Roarman Roarman 8 years
Im torn here. I see HIV/AIDS (especially in this Counrty) as a completely preventable disease. And I think that it is terrible that people who know they have it continue to have unprotected sex with people and subsequently pass it on. But I don't know that criminanlizing a disease is the best thing. On one hand, I agree with those that said if you intentionally pass it on you should go to jail, but with a faulty justice system Im afraid that innocent people with this disease might end up in jail.
stephley stephley 8 years
In extreme cases, where someone maliciously passes on AIDS, I can understand prosecuting them. Otherwise, I don't see this as a helpful way to deal with AIDS. It could discourage people who believe they may have HIV from getting a definitive diagnosis - you can't be prosecuted if you can claim you didn't know. Also, what other deadly diseases is it criminal to spread? How do you determine malicious intent versus self-delusion?

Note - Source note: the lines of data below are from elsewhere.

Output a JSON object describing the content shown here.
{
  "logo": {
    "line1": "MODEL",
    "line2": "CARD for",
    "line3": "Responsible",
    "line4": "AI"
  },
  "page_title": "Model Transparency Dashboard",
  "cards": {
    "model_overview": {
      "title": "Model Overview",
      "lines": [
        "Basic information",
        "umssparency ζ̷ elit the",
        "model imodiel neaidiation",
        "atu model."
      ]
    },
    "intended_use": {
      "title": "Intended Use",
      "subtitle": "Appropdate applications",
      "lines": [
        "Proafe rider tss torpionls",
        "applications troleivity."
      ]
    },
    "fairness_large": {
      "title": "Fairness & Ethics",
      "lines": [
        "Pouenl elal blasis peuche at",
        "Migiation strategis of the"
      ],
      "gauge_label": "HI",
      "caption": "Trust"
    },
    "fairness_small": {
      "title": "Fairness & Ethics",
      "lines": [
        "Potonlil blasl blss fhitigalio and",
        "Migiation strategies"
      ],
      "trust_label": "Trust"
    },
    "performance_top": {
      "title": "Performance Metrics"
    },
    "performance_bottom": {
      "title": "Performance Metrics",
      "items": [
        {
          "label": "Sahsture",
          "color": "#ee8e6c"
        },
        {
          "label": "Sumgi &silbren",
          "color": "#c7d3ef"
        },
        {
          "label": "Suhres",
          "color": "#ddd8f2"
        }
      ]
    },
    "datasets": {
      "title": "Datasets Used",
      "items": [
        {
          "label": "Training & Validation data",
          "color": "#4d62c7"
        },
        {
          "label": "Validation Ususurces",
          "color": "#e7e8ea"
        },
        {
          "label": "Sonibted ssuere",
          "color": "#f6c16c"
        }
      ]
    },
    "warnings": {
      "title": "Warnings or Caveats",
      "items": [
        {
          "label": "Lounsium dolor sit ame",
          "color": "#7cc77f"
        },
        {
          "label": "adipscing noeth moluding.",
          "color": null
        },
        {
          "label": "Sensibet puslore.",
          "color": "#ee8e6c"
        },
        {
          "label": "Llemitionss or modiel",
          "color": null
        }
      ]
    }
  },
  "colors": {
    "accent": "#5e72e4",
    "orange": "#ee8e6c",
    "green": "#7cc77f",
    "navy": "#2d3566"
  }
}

Education and support is more likely to help than criminalizing in everything but the most extreme cases.
siguros siguros 8 years
Depends on what the punishment is....
margokhal margokhal 8 years
Intentionally transmitting or allowing for the transmission of a disease that, if contracted, leads to a reduced quality of life, hardships, physical and mental anguish, and many times eventual death SHOULD be prosecuted to the fullest extent of the law. It's the same thing as intentionally poisoning someone. Whether you wanted them to die or not, you still gave them something that had the potential (and in the case of HIV, it's SERIOUS potential) to kill them. However, though a law that prosecutes intentional transmission is a good idea and should be implemented, it is STILL each individual's responsibility and obligation to keep tabs on their own health and do all they can to find out the health of people they come in intimate contact with (sexually or however) to protect themselves and others.
UnDave35 UnDave35 8 years
If you knowingly point a gun at another person, that's at least aassault with a deadly weapon. How is this any different?
MartiniLush MartiniLush 8 years
second that, CG!
CaterpillarGirl CaterpillarGirl 8 years
If you know you have it? and knowingly spread it? you should be prosecuted.